Mahkeme kararı ile sözleşme sona ererse alıcı, tamamen zapt halindeki alıcının haklarına aynen sahip olur.

 

YARGITAY 13. HUKUK DAİRESİ E. 2013/33437 K. 2014/12161 T. 17.4.2014

Taraflar arasındaki uyuşmazlık, Türk Borçlar Kanunu’nun 214. ve devamı maddelerinde düzenlenen, zapttan sorumluluk hükümlerinden kaynaklanmaktadır. Satım sözleşmesinde satıcının zapta karşı sorumluluğunu düzenleyen Türk Borçlar Kanunu’nun 214. maddesinde, Satış sözleşmesinin kurulduğu sırada var olan bir hak dolayısıyla, satılanın tamamı veya bir kısmı bir üçüncü kişi tarafından alıcının elinden alınırsa satıcının, bundan dolayı alıcıya karşı sorumlu olduğu açıklandıktan sonra, devamındaki maddelerde de, bu yükümlülüğün koşulları ve zararın kapsamı konusunda açıklamalar getirilmiştir. Borçlar Kanunu’nun 217 maddesinin 1. bendi gereğince, alıcı satılandan elde ettiği veya elde etmeyi ihmal eylediği ürünlerin değeri indirilerek, ödemiş olduğu satış bedelinin faizi ile birlikte geri verilmesini isteyebilir. Bu hükümlere göre, satılanın tamamen zaptı halinde alıcının elde ettiği ya da elde etmeyi ihmal ettiği ürünlerin satış bedelinden tenzil edilmesi gerekir. Yani satılanın zaptı ile birlikte, alıcının satılandan elde ettiği faydaların da, sebepsiz zenginleşme kurallarına göre hükmedilen alacaktan mahsubu gereklidir.

 

YARGITAY 3. HUKUK DAİRESİ E. 2017/7679 K. 2020/2167 T. 10.3.2020

Türk Borçlar Kanunu’nun “Zapttan sorumluluk ” başlığı altında düzenlenen 309. maddesinde; ” Bir üçüncü kişinin kiralananda kiracının hakkıyla bağdaşmayan bir hak ileri sürmesi durumunda kiraya veren, kiracının bildirimi üzerine davayı üstlenmek ve kiracının uğradığı her türlü zararı gidermekle yükümlüdür.” hükmü getirilmiştir.

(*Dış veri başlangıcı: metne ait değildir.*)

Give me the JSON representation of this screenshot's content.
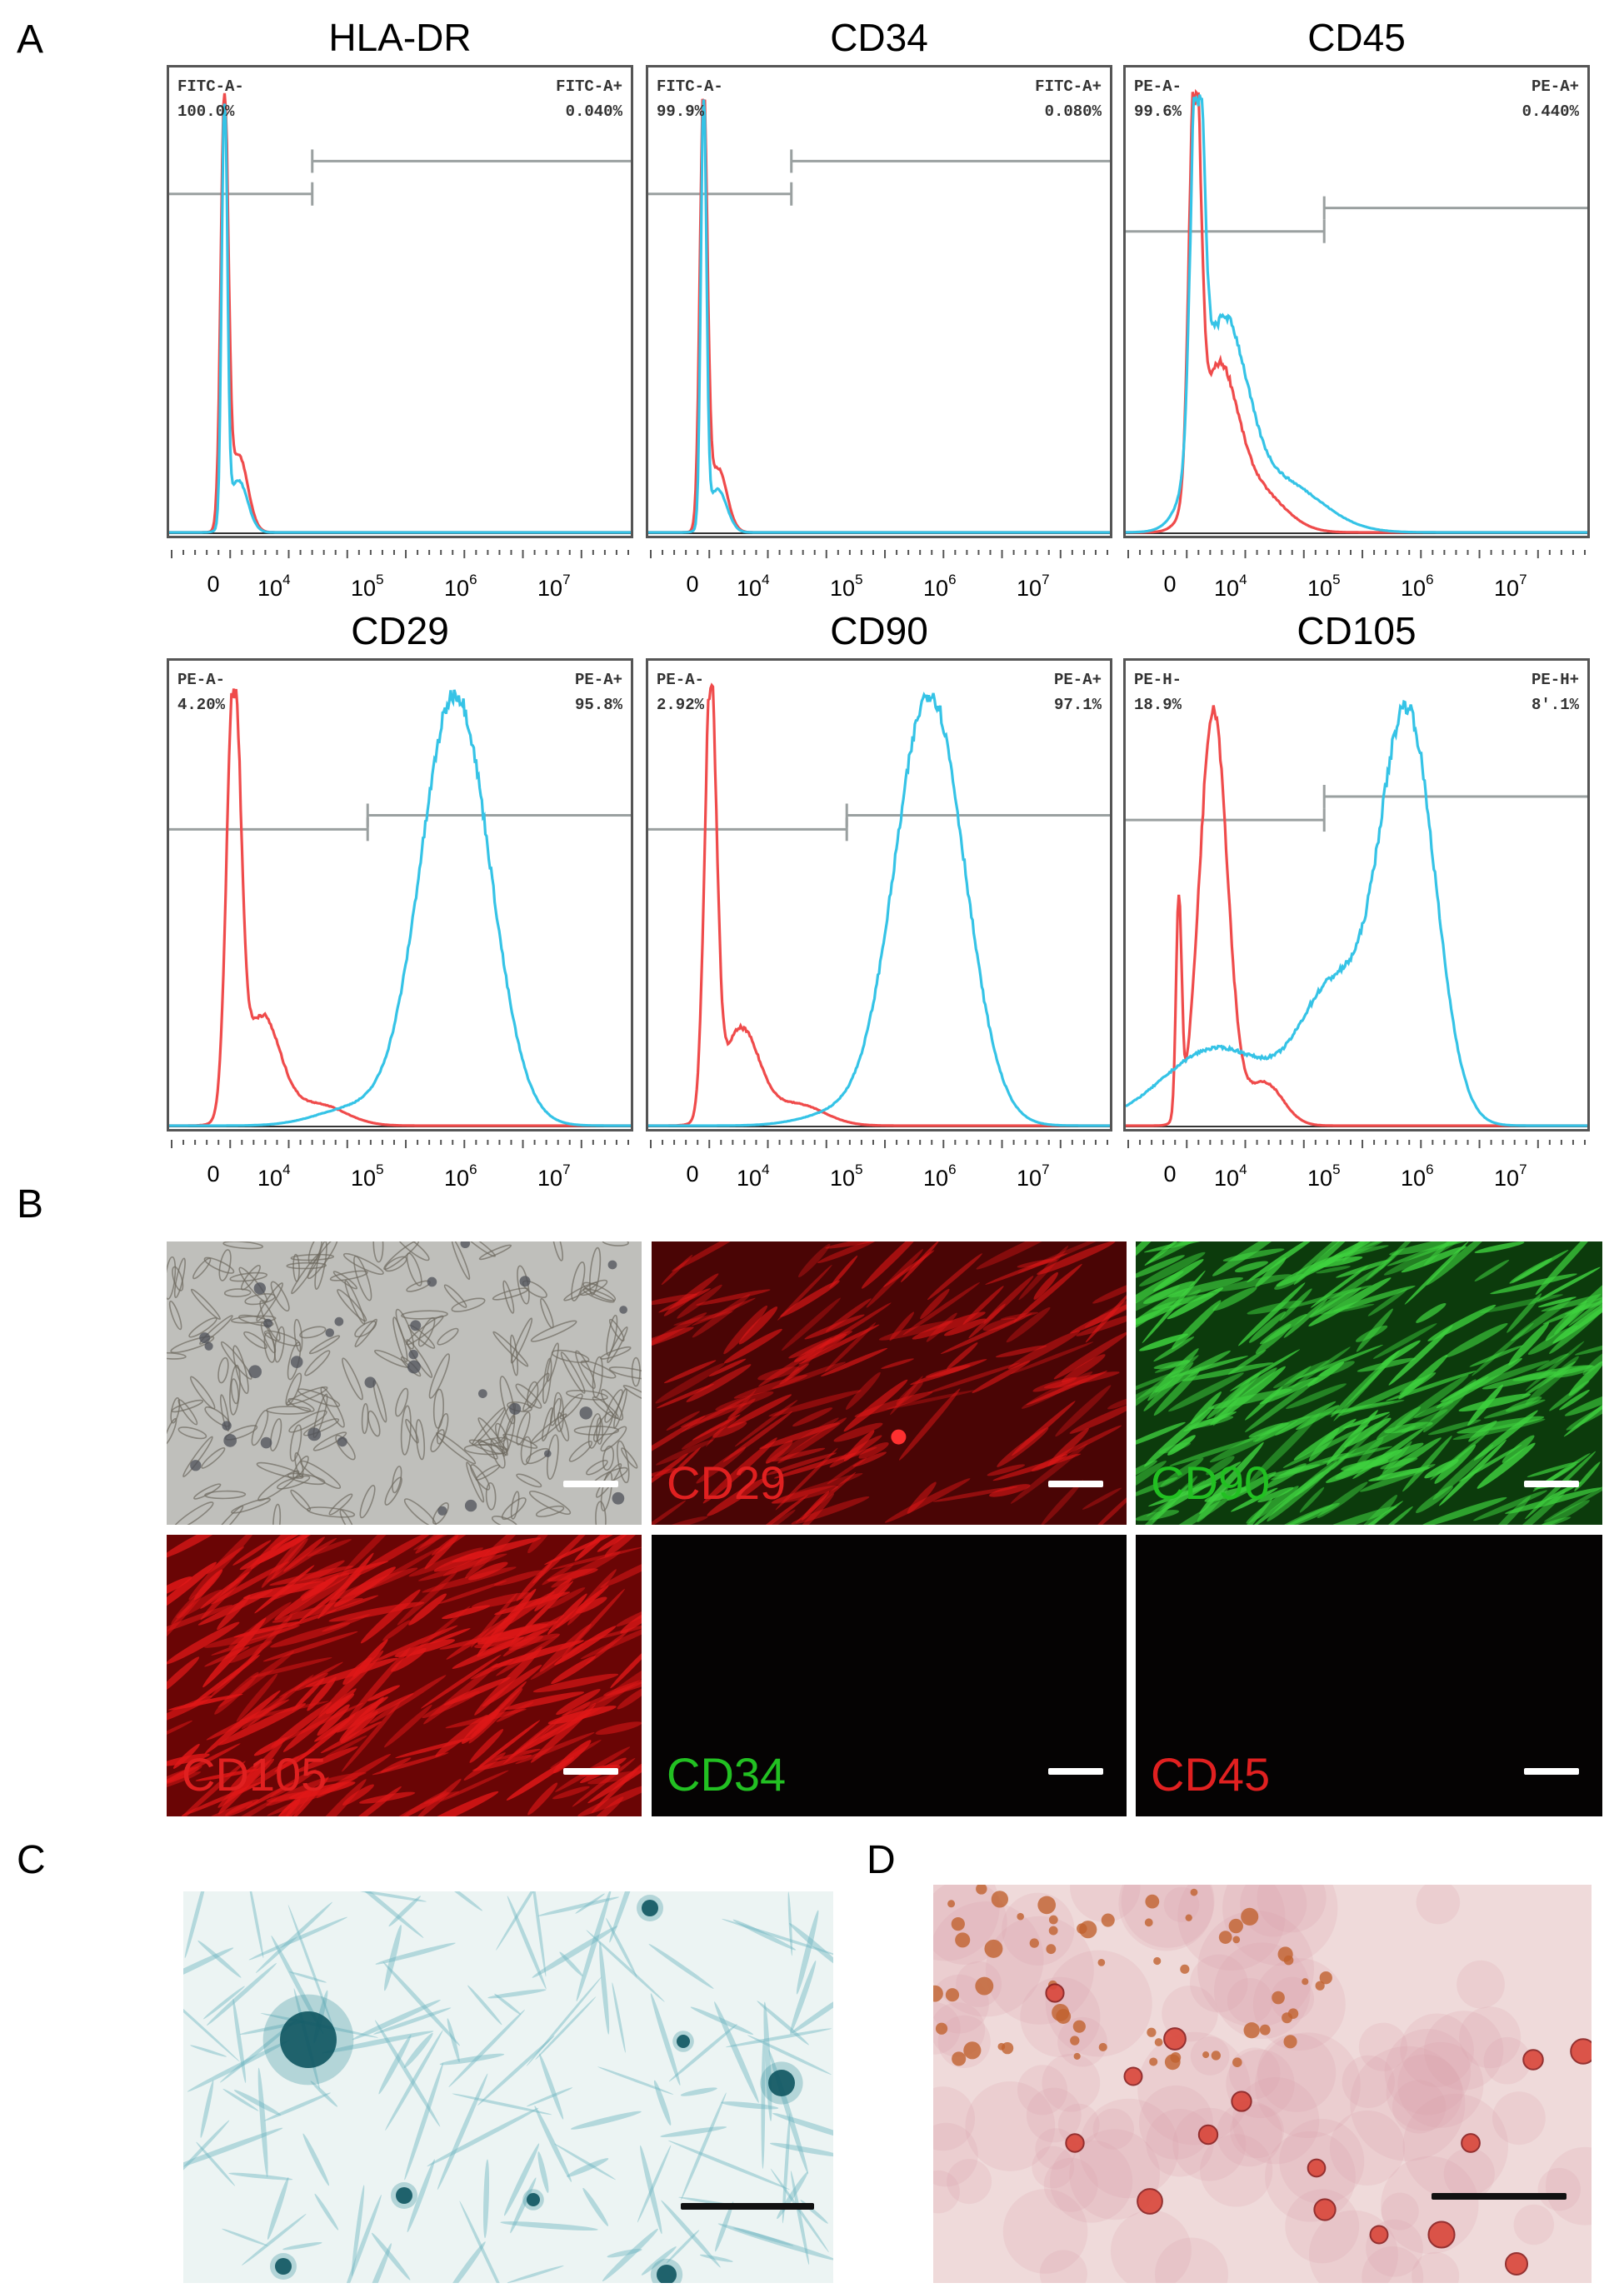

Kiraya veren, kiralananı her türlü maddi ve hukuki ayıptan ari olarak kiracının kullanımına sunmak ve kira müddetince bu hali ile muhafaza etmekle yükümlüdür. Üçüncü kişinin ayni bir hakka dayalı olarak kiralanan üzerinde ileri sürdüğü talepler kiraya verenin tekeffülü altındadır. Kiracının ödemek durumunda kaldığı ecrimisil bedellerinin de bu kapsamda değerlendirilmesi zorunludur. Kiraya verenin sorumluluğu, kira bedelini geçmemek üzere kiracının ödediği ecrimisil bedeliyle sınırlıdır.